РЖ: Расскажите, пожалуйста, подробнее…

В.М.: Вот самый яркий пример: благодаря находкам археологов тот же «Дао-Дэ цзин» теперь существует для нас в нескольких параллельных списках, разночтения в которых нередко объясняются использованием одинаково звучащих знаков. Какой же из этих списков наиболее достоверный? В позднейших памятниках, и притом именно канонических по статусу, подобный прием применялся сознательно, отчего текст превращается в своего рода тайнопись, иносказание, глоссолалию. Так чтение и понимание приобретают характер тайного, интуитивного опознания некоего «общего знаменателя» различных семантических рядов. Даосский патриарх Лао-цзы называл это «прародителем» слов, которого «люди не знают». Современный французский философ Ж. Делез говорит в этой связи о «темном предшественнике» смыслов или о «субъекте-х». В таком случае чтение канона есть акт «рассеивания» или преодоления границ опыта, как в Китае и определяли сущность творчества. Оно выявляет бесконечно утончающееся мерцание смысловых нюансов, которое соответствует всеобщему Пути бытия (Дао) как вечнопреемственности жизненных метаморфоз. Реальность для китайцев есть именно Хаос — название бесконечного богатства разнообразия жизни, полноты совершенства всего сущего. Китайский мудрец (который есть одновременно и правитель, и духовный подвижник) воплощает в себе ужасающую мощь Хаоса, темную бездну «Другого», зияющую пустотой предельной цельности. Он собирает себя, воспаряя над собой или уходя в глубину своего опыта, отбрасывая вовне только тени, отблески, «мертвые следы» своего со-стояния. Увидеть мир тенью внутренней реальности и значит оправдать обыденность мира.

РЖ: Насколько я могу судить, ваш подход — это мина, подведенная под здания всех идеологий и рационального понимания вообще. Не слишком ли радикальный проект?
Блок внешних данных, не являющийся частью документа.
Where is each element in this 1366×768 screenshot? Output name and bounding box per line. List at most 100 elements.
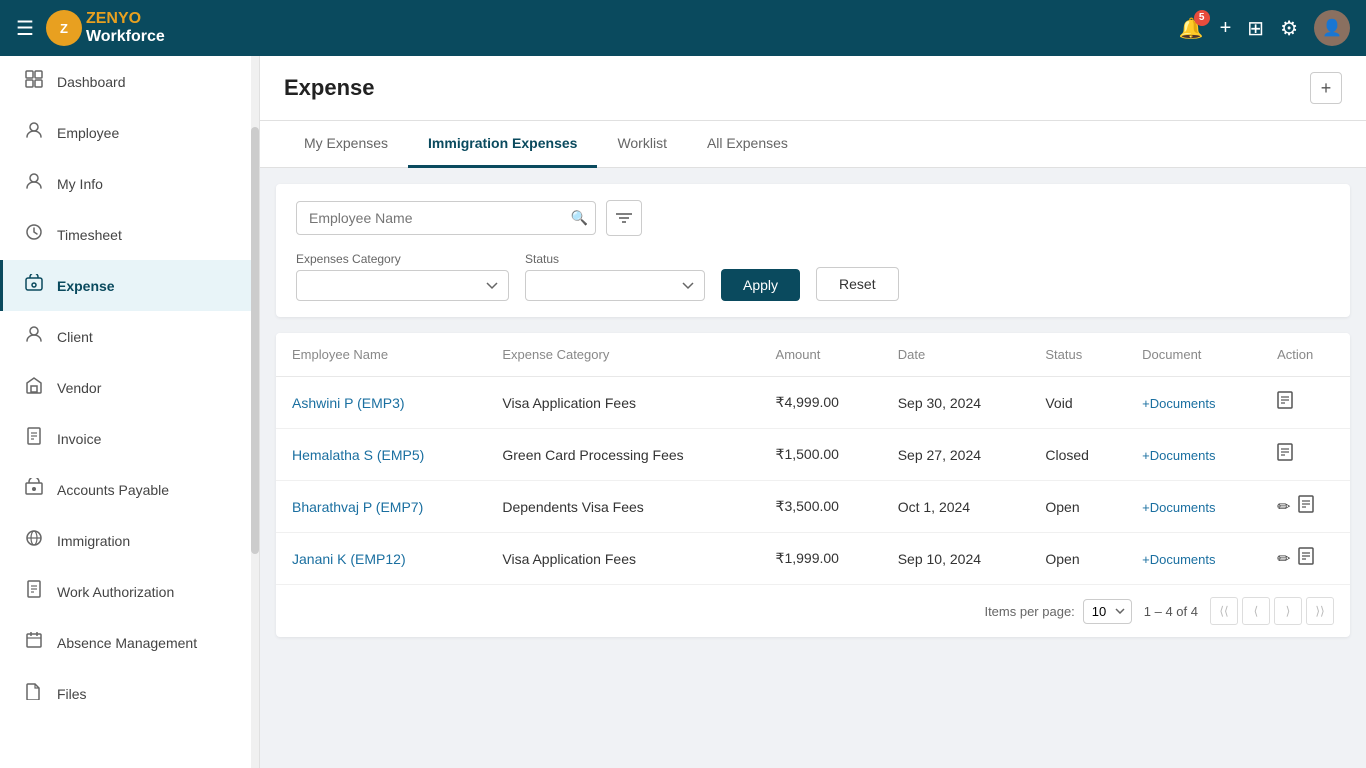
table-row: Janani K (EMP12)Visa Application Fees₹1,… [276,533,1350,585]
sidebar-item-vendor[interactable]: Vendor [0,362,259,413]
sidebar-icon-dashboard [23,70,45,93]
table-header: Employee NameExpense CategoryAmountDateS… [276,333,1350,377]
document-icon-1[interactable] [1277,443,1293,466]
document-link-0[interactable]: +Documents [1142,396,1215,411]
user-avatar[interactable]: 👤 [1314,10,1350,46]
sidebar-icon-absence-management [23,631,45,654]
notification-badge: 5 [1194,10,1210,26]
sidebar-label-files: Files [57,686,87,702]
status-cell: Open [1029,481,1126,533]
tab-worklist[interactable]: Worklist [597,121,687,168]
notification-button[interactable]: 🔔 5 [1179,16,1204,41]
action-cell [1261,429,1350,481]
sidebar-icon-client [23,325,45,348]
tabs-bar: My ExpensesImmigration ExpensesWorklistA… [260,121,1366,168]
edit-icon-2[interactable]: ✏ [1277,497,1290,517]
action-cell: ✏ [1261,481,1350,533]
col-header-amount: Amount [760,333,882,377]
expense-category-cell: Green Card Processing Fees [486,429,759,481]
document-icon-0[interactable] [1277,391,1293,414]
category-filter-group: Expenses Category Visa Application Fees … [296,252,509,301]
main-content: Expense + My ExpensesImmigration Expense… [260,56,1366,768]
sidebar-item-files[interactable]: Files [0,668,259,719]
employee-link-0[interactable]: Ashwini P (EMP3) [292,395,405,411]
hamburger-menu[interactable]: ☰ [16,16,34,41]
sidebar-item-client[interactable]: Client [0,311,259,362]
sidebar-icon-immigration [23,529,45,552]
category-label: Expenses Category [296,252,509,266]
table-row: Ashwini P (EMP3)Visa Application Fees₹4,… [276,377,1350,429]
items-per-page-label: Items per page: [984,604,1074,619]
edit-icon-3[interactable]: ✏ [1277,549,1290,569]
search-icon[interactable]: 🔍 [571,210,588,227]
search-wrap: 🔍 [296,201,596,235]
col-header-date: Date [882,333,1030,377]
document-icon-3[interactable] [1298,547,1314,570]
page-title: Expense [284,75,375,101]
settings-icon[interactable]: ⚙ [1280,16,1298,41]
status-cell: Closed [1029,429,1126,481]
col-header-employee-name: Employee Name [276,333,486,377]
amount-cell: ₹1,999.00 [760,533,882,585]
expense-table-section: Employee NameExpense CategoryAmountDateS… [276,333,1350,637]
prev-page-button[interactable]: ⟨ [1242,597,1270,625]
items-per-page-select[interactable]: 102550 [1083,599,1132,624]
sidebar-item-expense[interactable]: Expense [0,260,259,311]
col-header-expense-category: Expense Category [486,333,759,377]
sidebar-icon-expense [23,274,45,297]
status-select[interactable]: Void Closed Open [525,270,705,301]
employee-link-1[interactable]: Hemalatha S (EMP5) [292,447,424,463]
expense-category-cell: Visa Application Fees [486,377,759,429]
sidebar-label-timesheet: Timesheet [57,227,122,243]
reset-button[interactable]: Reset [816,267,899,301]
table-body: Ashwini P (EMP3)Visa Application Fees₹4,… [276,377,1350,585]
page-navigation: ⟨⟨ ⟨ ⟩ ⟩⟩ [1210,597,1334,625]
sidebar-icon-myinfo [23,172,45,195]
last-page-button[interactable]: ⟩⟩ [1306,597,1334,625]
items-per-page: Items per page: 102550 [984,599,1131,624]
apply-button[interactable]: Apply [721,269,800,301]
amount-cell: ₹1,500.00 [760,429,882,481]
sidebar-item-accounts-payable[interactable]: Accounts Payable [0,464,259,515]
document-link-1[interactable]: +Documents [1142,448,1215,463]
sidebar-item-dashboard[interactable]: Dashboard [0,56,259,107]
add-button[interactable]: + [1220,17,1232,40]
sidebar-item-work-authorization[interactable]: Work Authorization [0,566,259,617]
sidebar-item-invoice[interactable]: Invoice [0,413,259,464]
sidebar-item-absence-management[interactable]: Absence Management [0,617,259,668]
document-link-2[interactable]: +Documents [1142,500,1215,515]
action-cell: ✏ [1261,533,1350,585]
search-row: 🔍 [296,200,1330,236]
sidebar-item-timesheet[interactable]: Timesheet [0,209,259,260]
app-logo: Z ZENYOWorkforce [46,10,165,46]
tab-my-expenses[interactable]: My Expenses [284,121,408,168]
category-select[interactable]: Visa Application Fees Green Card Process… [296,270,509,301]
document-icon-2[interactable] [1298,495,1314,518]
sidebar-label-myinfo: My Info [57,176,103,192]
status-cell: Open [1029,533,1126,585]
filter-icon-button[interactable] [606,200,642,236]
document-link-3[interactable]: +Documents [1142,552,1215,567]
sidebar-label-employee: Employee [57,125,119,141]
employee-link-3[interactable]: Janani K (EMP12) [292,551,406,567]
add-expense-button[interactable]: + [1310,72,1342,104]
col-header-status: Status [1029,333,1126,377]
expense-table: Employee NameExpense CategoryAmountDateS… [276,333,1350,584]
next-page-button[interactable]: ⟩ [1274,597,1302,625]
date-cell: Sep 30, 2024 [882,377,1030,429]
sidebar-item-employee[interactable]: Employee [0,107,259,158]
date-cell: Sep 27, 2024 [882,429,1030,481]
main-layout: Dashboard Employee My Info Timesheet Exp… [0,56,1366,768]
content-header: Expense + [260,56,1366,121]
employee-link-2[interactable]: Bharathvaj P (EMP7) [292,499,423,515]
sidebar-item-myinfo[interactable]: My Info [0,158,259,209]
sidebar-item-immigration[interactable]: Immigration [0,515,259,566]
grid-icon[interactable]: ⊞ [1247,16,1264,41]
search-input[interactable] [296,201,596,235]
tab-immigration-expenses[interactable]: Immigration Expenses [408,121,597,168]
top-navigation: ☰ Z ZENYOWorkforce 🔔 5 + ⊞ ⚙ 👤 [0,0,1366,56]
sidebar-icon-invoice [23,427,45,450]
first-page-button[interactable]: ⟨⟨ [1210,597,1238,625]
sidebar-label-dashboard: Dashboard [57,74,126,90]
tab-all-expenses[interactable]: All Expenses [687,121,808,168]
В.М.: Разрушению подлежит, собственно, пресловутый «логико-грамматический параллелизм», на котором держатся конструкции классической философии. Нужно отделить зерно от плевел, то есть благородные ростки культуры от сорняков идеологии. Речь идет о таком разрушении, которое, освобождая полноту смысла в букве, возвращает букве, как мечтал Гельдерлин, ее прочность. Стало быть, речь идет о восстановлении в своих правах «другой» рациональности — рациональности аллегории, и притом аллегории отсутствующей темы. Вот так чтению можно придать онтологическую значимость. Здесь чтение становится аналогом медитативного бодрствования и завершается духовным прозрением. Чтение как медитация. Духовная практика как стратегия. Преображение как мост над расползающимися рядами смыслов. Несходство культур как путь к духовному единству человечества. Я вижу здесь звенья одной цепи — надеюсь, той самой «цепи Гермеса», которая связывает воедино все бесчисленные смыслы, заданные человеку.
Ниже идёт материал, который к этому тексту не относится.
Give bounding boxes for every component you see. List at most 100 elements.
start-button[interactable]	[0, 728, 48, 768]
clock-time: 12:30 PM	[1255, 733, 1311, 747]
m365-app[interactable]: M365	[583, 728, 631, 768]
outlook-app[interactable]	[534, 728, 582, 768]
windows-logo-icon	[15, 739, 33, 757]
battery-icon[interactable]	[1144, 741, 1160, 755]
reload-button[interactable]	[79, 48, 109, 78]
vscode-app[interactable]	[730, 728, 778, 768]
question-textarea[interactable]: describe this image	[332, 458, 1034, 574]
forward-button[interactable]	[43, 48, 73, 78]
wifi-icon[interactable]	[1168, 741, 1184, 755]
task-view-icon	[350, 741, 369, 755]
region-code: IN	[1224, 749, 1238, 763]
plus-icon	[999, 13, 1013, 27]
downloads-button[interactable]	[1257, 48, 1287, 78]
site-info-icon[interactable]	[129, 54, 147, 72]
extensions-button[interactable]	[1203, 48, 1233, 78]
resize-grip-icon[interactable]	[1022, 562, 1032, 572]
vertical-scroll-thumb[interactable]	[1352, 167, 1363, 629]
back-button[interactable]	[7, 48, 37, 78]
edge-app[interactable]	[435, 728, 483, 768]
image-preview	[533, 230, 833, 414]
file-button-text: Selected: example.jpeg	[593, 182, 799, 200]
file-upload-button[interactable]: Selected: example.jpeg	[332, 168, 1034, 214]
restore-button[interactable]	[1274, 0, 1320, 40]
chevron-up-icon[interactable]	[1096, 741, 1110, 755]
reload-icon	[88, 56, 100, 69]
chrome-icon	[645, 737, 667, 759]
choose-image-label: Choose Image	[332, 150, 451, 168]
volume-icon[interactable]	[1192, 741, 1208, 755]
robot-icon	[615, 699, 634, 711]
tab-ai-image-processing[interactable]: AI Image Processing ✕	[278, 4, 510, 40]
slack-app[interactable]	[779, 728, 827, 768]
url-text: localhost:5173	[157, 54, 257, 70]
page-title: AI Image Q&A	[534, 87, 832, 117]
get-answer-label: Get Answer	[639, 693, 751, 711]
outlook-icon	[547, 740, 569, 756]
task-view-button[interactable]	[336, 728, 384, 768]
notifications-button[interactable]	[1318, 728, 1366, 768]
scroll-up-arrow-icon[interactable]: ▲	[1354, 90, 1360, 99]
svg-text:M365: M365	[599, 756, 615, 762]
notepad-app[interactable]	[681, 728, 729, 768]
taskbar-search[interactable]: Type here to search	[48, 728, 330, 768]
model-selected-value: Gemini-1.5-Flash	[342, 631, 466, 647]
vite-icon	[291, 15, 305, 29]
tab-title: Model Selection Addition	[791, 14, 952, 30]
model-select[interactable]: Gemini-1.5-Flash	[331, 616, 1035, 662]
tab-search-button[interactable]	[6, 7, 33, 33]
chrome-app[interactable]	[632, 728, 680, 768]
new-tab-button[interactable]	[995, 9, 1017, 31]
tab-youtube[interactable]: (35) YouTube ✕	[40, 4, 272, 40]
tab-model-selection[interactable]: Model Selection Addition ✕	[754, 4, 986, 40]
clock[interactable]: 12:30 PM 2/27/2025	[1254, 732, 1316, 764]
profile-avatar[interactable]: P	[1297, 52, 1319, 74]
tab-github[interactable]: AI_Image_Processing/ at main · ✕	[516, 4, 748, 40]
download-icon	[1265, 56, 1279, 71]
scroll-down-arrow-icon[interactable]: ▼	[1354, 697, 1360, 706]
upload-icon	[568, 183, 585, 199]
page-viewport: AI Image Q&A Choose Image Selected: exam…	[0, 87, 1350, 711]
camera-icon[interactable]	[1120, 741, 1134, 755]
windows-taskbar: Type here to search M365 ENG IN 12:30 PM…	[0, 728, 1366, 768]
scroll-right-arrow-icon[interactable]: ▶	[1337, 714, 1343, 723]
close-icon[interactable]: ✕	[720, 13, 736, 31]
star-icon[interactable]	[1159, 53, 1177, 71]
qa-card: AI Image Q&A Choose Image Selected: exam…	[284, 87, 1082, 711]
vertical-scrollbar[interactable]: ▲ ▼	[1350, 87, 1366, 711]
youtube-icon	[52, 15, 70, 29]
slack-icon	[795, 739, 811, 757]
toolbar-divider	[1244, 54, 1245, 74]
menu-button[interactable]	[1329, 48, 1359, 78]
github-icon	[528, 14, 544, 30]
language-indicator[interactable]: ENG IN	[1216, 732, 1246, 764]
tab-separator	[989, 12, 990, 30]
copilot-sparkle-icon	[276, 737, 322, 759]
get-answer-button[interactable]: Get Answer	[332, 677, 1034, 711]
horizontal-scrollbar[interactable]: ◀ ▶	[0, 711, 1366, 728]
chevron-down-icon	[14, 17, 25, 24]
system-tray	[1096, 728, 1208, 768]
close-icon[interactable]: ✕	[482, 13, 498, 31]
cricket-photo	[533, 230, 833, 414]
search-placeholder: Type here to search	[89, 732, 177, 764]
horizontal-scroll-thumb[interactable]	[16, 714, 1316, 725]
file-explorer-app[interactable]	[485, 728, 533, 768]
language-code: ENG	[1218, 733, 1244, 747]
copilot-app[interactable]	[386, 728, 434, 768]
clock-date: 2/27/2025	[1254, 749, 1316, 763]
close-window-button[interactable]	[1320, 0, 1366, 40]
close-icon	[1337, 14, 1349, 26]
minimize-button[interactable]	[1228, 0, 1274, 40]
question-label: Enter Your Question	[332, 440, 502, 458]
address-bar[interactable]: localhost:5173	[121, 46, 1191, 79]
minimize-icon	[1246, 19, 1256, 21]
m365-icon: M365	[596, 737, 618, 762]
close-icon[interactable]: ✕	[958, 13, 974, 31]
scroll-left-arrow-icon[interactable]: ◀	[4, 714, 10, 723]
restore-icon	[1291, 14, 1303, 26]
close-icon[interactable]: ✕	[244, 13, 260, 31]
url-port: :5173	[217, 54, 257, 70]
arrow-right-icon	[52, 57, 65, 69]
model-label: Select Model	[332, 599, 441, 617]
РЖ: Вот мы и возвращаемся к моему первому вопросу. Выходит, яд чужой культуры полезен?

В.М.: Польза и вред — не в вещах, а в нас самих. Все полезно тому, кто усвоил добродетель смирения. Ведь духовное превращение, религиозный «переворот ума» есть прежде всего самоограничение. Культура — своя или чужая — предоставляет нам только условия для самореализации или, лучше сказать, стяжания совершенства. Но каждый свободно выбирает себя. Сказано: «в доме Отца моего обителей много». Сегодня мы как никогда способны оценить справедливость этих слов.

РЖ: И напоследок — какие из своих работ вы считаете наиболее ценными?

В.М.: По настроению — книгу о Чжуан-цзы 1985 года, а в концептуальном отношении — «Сумерки Дао», где рассмотрены природа символизма культуры и механизм его разложения в истории. Все же главный долг историка — показывать людям то, чего они лишились в прошлом.